A API which is used for reading and writing text files or sockets is
just as applicable to stdin/stdout.

> >> > The "current locale" mechanism is just a way of avoiding the issues
> >> > as much as possible when you can't get away with avoiding them
> >> > altogether.
> >> 
> >> It's a way to communicate the encoding of the terminal, filenames,
> >> strerror, gettext etc.
> >
> > It's *a* way, but it's not a very good way. It sucks when you can't
> > apply a single convention to everything.
> 
> It's not so bad to justify inventing our own conventions and forcing
> users to configure the encoding of Haskell programs separately.

I'm not suggesting inventing conventions. I'm suggesting leaving such
issues to the application programmer who, unlike the library
programmer, probably has enough context to be able to reliably
determine the correct encoding in any specific instance.
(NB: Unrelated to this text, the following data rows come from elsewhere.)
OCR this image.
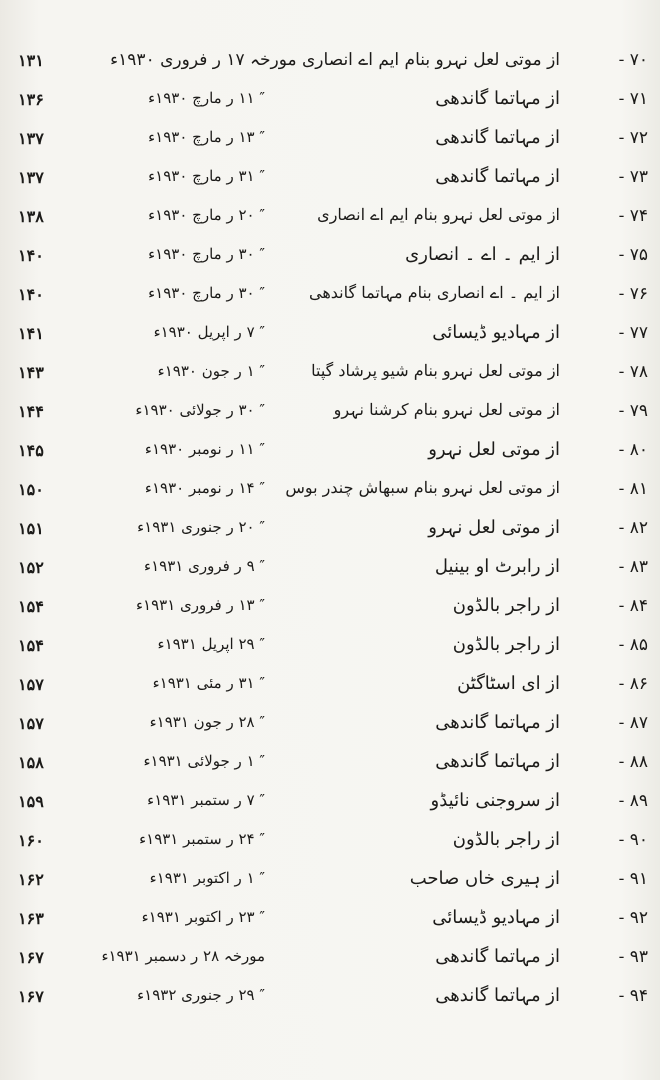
۷۰ -
از موتی لعل نہرو بنام ایم اے انصاری مورخہ ۱۷ ر فروری ۱۹۳۰ء
۱۳۱
۷۱ -
از مہاتما گاندھی
″ ۱۱ ر مارچ ۱۹۳۰ء
۱۳۶
۷۲ -
از مہاتما گاندھی
″ ۱۳ ر مارچ ۱۹۳۰ء
۱۳۷
۷۳ -
از مہاتما گاندھی
″ ۳۱ ر مارچ ۱۹۳۰ء
۱۳۷
۷۴ -
از موتی لعل نہرو بنام ایم اے انصاری
″ ۲۰ ر مارچ ۱۹۳۰ء
۱۳۸
۷۵ -
از ایم ۔ اے ۔ انصاری
″ ۳۰ ر مارچ ۱۹۳۰ء
۱۴۰
۷۶ -
از ایم ۔ اے انصاری بنام مہاتما گاندھی
″ ۳۰ ر مارچ ۱۹۳۰ء
۱۴۰
۷۷ -
از مہادیو ڈیسائی
″ ۷ ر اپریل ۱۹۳۰ء
۱۴۱
۷۸ -
از موتی لعل نہرو بنام شیو پرشاد گپتا
″ ۱ ر جون ۱۹۳۰ء
۱۴۳
۷۹ -
از موتی لعل نہرو بنام کرشنا نہرو
″ ۳۰ ر جولائی ۱۹۳۰ء
۱۴۴
۸۰ -
از موتی لعل نہرو
″ ۱۱ ر نومبر ۱۹۳۰ء
۱۴۵
۸۱ -
از موتی لعل نہرو بنام سبھاش چندر بوس
″ ۱۴ ر نومبر ۱۹۳۰ء
۱۵۰
۸۲ -
از موتی لعل نہرو
″ ۲۰ ر جنوری ۱۹۳۱ء
۱۵۱
۸۳ -
از رابرٹ او بینیل
″ ۹ ر فروری ۱۹۳۱ء
۱۵۲
۸۴ -
از راجر بالڈون
″ ۱۳ ر فروری ۱۹۳۱ء
۱۵۴
۸۵ -
از راجر بالڈون
″ ۲۹ اپریل ۱۹۳۱ء
۱۵۴
۸۶ -
از ای اسٹاگٹن
″ ۳۱ ر مئی ۱۹۳۱ء
۱۵۷
۸۷ -
از مہاتما گاندھی
″ ۲۸ ر جون ۱۹۳۱ء
۱۵۷
۸۸ -
از مہاتما گاندھی
″ ۱ ر جولائی ۱۹۳۱ء
۱۵۸
۸۹ -
از سروجنی نائیڈو
″ ۷ ر ستمبر ۱۹۳۱ء
۱۵۹
۹۰ -
از راجر بالڈون
″ ۲۴ ر ستمبر ۱۹۳۱ء
۱۶۰
۹۱ -
از ہیری خاں صاحب
″ ۱ ر اکتوبر ۱۹۳۱ء
۱۶۲
۹۲ -
از مہادیو ڈیسائی
″ ۲۳ ر اکتوبر ۱۹۳۱ء
۱۶۳
۹۳ -
از مہاتما گاندھی
مورخہ ۲۸ ر دسمبر ۱۹۳۱ء
۱۶۷
۹۴ -
از مہاتما گاندھی
″ ۲۹ ر جنوری ۱۹۳۲ء
۱۶۷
> >> Unicode has no viable competition.
> >
> > There are two viable alternatives. Byte strings with associated
> > encodings and ISO-2022.
> 
> ISO-2022 is an insanely complicated brain-damaged mess. I know it's
> being used in some parts of the world, but the sooner it will die,
> the better.

ISO-2022 has advantages and disadvantages relative to UTF-8. I don't
want to go on about the specifics here because they aren't
particularly relevant. What's relevant is that it isn't likely to
disappear any time soon.

A large part of the world already has a universal encoding which works
well enough; they don't *need* UTF-8, and aren't going to rebuild
their IT infrastructure from scratch for the sake of it.